Prateep worked on the docks like hundreds of other children from Klong Toey, scraping rust off ships' hulls and doing other odd jobs. She went to a night school with money she set aside.

"So many of the children who were working could not read or write; even many of the grown-ups could not read. I did not want to be like them, and work in the harbor all my life," she told the Thomson Reuters Foundation.

"But I also wanted to help them. If there was an accident, they had nothing to fall back on, there was no support."

To supplement her income, she and her sister began minding neighbors' children while they worked.

In the space below their home, Prateep and her sister kept the children engaged by teaching them songs and the alphabet. They charged one baht per child, the equivalent today of about 5 US cents.
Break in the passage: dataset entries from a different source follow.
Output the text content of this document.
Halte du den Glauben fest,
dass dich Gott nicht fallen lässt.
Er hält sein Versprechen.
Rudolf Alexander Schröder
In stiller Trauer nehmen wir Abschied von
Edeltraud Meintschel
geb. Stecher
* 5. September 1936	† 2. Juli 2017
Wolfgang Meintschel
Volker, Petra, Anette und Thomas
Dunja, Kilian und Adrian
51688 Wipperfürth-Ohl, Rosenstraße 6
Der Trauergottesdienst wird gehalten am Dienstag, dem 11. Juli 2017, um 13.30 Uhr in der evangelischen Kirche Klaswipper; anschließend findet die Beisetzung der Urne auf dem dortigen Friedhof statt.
Soon, dozens of children came to the One Baht School, as it came to be known. It was their only option as most schools refused to enroll them because they did not have birth certificates, Prateep said.

Award

With some 80 kids crowded into the school, Prateep's family received an eviction notice from the Port Authority. But officials relented as support for her school grew.

The Port Authority gave her a site for a school, which the Bangkok Metropolitan Administration recognized a couple of years later. On Prateep's insistence, it also ended its policy of barring children without birth certificates from school.

"For the poor, the only way out of poverty is education," said Prateep. "But if you do not have an ID, if you have to keep moving because you are being evicted, how do the children get an education?"

She said her family was forced to move six times when she was a child.

"The port authorities would just say, 'We need this land,' and they would put all your belongings outside, and tear down the shack."

Prateep began educating Klong Toey's residents about their rights, including resisting evictions.

Still, while many residents have lived there for three generations, city officials are reluctant to upgrade facilities because they do not want them to stay put, she said.

In 1978, Prateep received the Ramon Magsaysay Award for public service. She was 26 years old, among the youngest recipients of the award, known as the Asian Nobel Prize.

Her citation said Prateep was recognized for "bringing learning, better health, and hope to impoverished children otherwise denied services."

Prateep said she moved out of Klong Toey years ago after she got death threats from the drug gangs there.

Still insecure

The push to tear down slums and clear streets of vendors continues today, with Prime Minister Prayuth Chan-Ocha saying the poor should move from the city's slums and the riverside, so the areas can be made over into parks and walkways.

Prateep and other campaigners oppose the city's policy of resettlement, which they say cuts the poor from their social networks and limits their ability to make a living.

"Most Asian cities are wealthy now, and they want to be Smart Cities with no room for the poor," said Somsook Boonyabancha, a founder of the advocacy group Asian Coalition for Housing Rights.

"Instead, why not enable the community with funding to be part of the solution? Cities are not just about infrastructure, they are about people," she said.

On a recent weekday morning, Prateep, a trim figure with her salt-and-pepper hair worn short and a colorful scarf knotted around her neck, dropped in at a kindergarten that her foundation runs in Klong Toey.

Children dressed neatly in pink and red crowded around her, testing their newly learned English to wish her "good morning," and ask, "how do you do?"

After demonstrating a science experiment and sampling their grilled vegetables, Prateep walked briskly through the narrow alleys, greeting an old man seated outside his home, and checking on a vendor stringing flowers.

"Some things have improved here since my childhood, but poor migrants coming to the city still have nowhere to go," she said.

"Their lives are still insecure."

This story was reported by the Thomson Reuters Foundation.